Адрес в Пасси удивил его: он воображал, что она будет где-нибудь по соседству с Елисейскими Полями или пляс-де-л’Этуаль. Но возможно, или миссис Мелроуз, или Элли Вандерлин снимали домик в Пасси. Что ж, это было некоторым облегчением — знать, что она так далеко. Никакие дела не звали его в этот район почти за городом, за Трокадеро, и было куда меньше шансов натолкнуться на нее, чем если бы она жила в центре Парижа.

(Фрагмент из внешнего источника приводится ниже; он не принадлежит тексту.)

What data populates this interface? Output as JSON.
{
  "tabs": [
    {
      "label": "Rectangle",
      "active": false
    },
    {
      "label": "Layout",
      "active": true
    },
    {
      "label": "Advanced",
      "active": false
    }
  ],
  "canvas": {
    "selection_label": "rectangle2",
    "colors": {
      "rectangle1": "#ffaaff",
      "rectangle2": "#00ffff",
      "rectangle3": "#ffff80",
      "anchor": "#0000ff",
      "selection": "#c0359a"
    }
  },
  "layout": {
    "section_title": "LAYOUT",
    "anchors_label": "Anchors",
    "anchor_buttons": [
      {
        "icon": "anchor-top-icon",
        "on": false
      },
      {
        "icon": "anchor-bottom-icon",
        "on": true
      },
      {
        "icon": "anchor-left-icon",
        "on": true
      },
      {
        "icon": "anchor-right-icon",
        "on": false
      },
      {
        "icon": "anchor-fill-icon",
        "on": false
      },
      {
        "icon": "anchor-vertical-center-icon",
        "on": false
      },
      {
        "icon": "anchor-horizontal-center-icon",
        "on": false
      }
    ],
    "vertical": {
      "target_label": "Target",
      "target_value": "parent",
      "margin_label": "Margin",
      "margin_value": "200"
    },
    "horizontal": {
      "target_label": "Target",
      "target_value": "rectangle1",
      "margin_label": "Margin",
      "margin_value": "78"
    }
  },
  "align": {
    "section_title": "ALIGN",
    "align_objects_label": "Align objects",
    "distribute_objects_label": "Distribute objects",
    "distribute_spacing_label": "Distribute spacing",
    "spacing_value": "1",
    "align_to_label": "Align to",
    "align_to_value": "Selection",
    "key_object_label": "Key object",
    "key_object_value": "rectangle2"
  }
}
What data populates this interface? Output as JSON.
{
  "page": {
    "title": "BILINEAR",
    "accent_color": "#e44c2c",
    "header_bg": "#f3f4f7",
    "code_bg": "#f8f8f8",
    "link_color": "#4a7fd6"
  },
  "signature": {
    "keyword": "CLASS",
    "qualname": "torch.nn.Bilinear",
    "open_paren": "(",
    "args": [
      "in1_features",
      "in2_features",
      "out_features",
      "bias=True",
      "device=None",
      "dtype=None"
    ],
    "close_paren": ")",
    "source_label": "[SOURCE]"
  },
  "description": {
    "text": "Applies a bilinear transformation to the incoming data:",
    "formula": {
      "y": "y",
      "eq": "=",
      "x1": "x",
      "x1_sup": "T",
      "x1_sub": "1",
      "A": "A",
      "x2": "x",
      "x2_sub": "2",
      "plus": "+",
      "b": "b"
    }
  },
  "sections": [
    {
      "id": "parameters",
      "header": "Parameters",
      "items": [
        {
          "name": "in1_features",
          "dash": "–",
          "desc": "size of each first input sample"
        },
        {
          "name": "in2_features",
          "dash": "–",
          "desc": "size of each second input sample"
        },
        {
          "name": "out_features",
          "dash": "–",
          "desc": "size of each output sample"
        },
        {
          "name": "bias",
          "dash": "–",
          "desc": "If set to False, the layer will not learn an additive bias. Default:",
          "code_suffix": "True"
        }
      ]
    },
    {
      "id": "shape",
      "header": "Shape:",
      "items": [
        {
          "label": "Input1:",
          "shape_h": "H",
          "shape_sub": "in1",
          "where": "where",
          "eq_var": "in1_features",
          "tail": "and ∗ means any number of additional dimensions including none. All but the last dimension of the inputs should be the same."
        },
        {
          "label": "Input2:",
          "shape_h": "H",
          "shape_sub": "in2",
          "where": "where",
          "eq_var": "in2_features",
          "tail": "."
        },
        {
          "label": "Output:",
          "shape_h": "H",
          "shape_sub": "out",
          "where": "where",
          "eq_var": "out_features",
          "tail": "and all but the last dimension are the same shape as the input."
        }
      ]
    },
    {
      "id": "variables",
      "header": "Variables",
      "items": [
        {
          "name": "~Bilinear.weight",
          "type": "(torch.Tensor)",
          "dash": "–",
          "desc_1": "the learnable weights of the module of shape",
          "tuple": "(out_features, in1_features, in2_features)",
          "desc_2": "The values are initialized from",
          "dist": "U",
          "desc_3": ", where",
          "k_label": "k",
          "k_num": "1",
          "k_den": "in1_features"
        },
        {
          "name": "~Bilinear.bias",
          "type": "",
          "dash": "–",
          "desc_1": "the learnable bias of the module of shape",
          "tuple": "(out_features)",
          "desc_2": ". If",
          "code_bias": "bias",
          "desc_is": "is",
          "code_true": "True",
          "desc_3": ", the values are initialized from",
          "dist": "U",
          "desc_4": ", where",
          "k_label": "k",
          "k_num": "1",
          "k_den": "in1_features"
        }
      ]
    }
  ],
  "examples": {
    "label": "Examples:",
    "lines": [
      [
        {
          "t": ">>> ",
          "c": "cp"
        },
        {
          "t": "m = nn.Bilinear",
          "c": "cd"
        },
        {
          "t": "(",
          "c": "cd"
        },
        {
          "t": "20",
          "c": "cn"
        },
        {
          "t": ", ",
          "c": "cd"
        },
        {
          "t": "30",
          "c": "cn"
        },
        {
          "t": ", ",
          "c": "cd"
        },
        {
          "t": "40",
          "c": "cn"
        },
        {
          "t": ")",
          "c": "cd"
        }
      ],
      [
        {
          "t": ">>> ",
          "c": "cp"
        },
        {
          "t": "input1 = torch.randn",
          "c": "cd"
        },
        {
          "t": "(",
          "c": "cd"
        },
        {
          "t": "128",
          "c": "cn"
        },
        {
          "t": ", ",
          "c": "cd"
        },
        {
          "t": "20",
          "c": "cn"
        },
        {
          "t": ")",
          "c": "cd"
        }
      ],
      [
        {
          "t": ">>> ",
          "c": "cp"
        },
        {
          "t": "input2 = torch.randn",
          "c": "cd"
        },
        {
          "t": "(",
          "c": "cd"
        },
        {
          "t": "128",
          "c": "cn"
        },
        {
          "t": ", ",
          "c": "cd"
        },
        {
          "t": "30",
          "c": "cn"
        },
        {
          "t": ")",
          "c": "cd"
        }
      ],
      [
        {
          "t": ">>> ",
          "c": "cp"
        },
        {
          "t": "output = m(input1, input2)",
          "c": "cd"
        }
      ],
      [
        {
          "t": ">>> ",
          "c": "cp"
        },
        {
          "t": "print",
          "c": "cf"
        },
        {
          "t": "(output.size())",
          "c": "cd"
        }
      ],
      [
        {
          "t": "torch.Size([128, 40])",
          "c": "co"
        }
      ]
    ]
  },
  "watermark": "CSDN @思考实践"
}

Весь день он бродил по городу, избегая фешенебельных кварталов, улиц, на которых в пять рядов блестели частные авто, и силуэты в мехах и перьях выскальзывали из них и исчезали в дверях кафе-кондитерских, картинных галерей и ювелирных магазинов. Несомненно, в каких-то из подобных сценок фигурировала и Сюзи: стройнее, изящнее, живее других образов глиняных, но подражающая их повадкам, болтающая на их жаргоне, перебирающая те же самые жемчуга и соболя. Он перешел по мосту Сену и по набережным углубился в Сите, в лабиринты старого Парижа, к огромным серым сводам церкви Сент-Эсташ, многолюдным улицам квартала Маре. Разглядывал памятники, застывшие перед витринами магазинов, сидел в скверах и на набережных, смотрел на торгующихся, спорящих, флиртующих, ссорящихся людей, работниц, гуляющих дружными стайками, скулящих нищих на мостах, бездомных бродяг, дремлющих на бледном зимнем солнце, матерей в трауре, торопливо ведущих детей в школу, и проституток, тоскливо топчущихся возле кафе.

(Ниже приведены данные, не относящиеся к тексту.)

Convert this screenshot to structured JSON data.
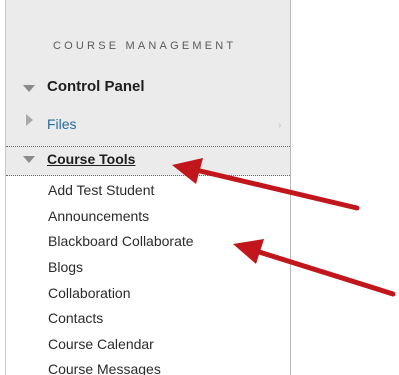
{
  "panel": {
    "heading": "COURSE MANAGEMENT",
    "control_panel_label": "Control Panel",
    "files_label": "Files",
    "files_chevron": "›",
    "course_tools_label": "Course Tools",
    "course_tools_items": [
      "Add Test Student",
      "Announcements",
      "Blackboard Collaborate",
      "Blogs",
      "Collaboration",
      "Contacts",
      "Course Calendar",
      "Course Messages"
    ]
  },
  "icons": {
    "control_panel": "triangle-down-icon",
    "files": "triangle-right-icon",
    "course_tools": "triangle-down-icon"
  },
  "colors": {
    "panel_bg": "#ebebeb",
    "link_blue": "#2a6a9a",
    "arrow_red": "#c0161c"
  }
}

День томительно тянулся. К вечеру его начало страшить одиночество, и он стал подумывать, не пообедать ли в «Нуво-люкс» или в каком другом фешенебельном ресторане, где наверняка встретит знакомых, которые пригласят его в театр, ночной клуб или дансинг-холл. Что угодно, куда угодно, только отвлечься от сводящих с ума мыслей, вращающихся по кругу. Он почувствовал тот же слепой страх одиночества, что и месяц назад в Генуе… Если даже он столкнется с Сюзи и Олтрингемом, что с того? Лучше уж покончить с этим раз и навсегда. Люди давно перестали воспринимать развод как трагедию: разведенные пары до последней минуты вместе обедают, а после встречаются друг у друга дома, счастливые сознанием, что благодаря их новым бракам образовались два новых центра досуга. Большинство пар, так философски отнесшихся к разводу и вторичному браку, без всякого сомнения в свое время испытывали страсть, верили в бессмертие любви, тогда как он и Сюзи просто и откровенно заключили деловое соглашение к обоюдной пользе. Этот факт внес последний штрих в нелепость его мучений и переживаний, и он сам себе показался гротескным и старомодным, как герой романтической литературы.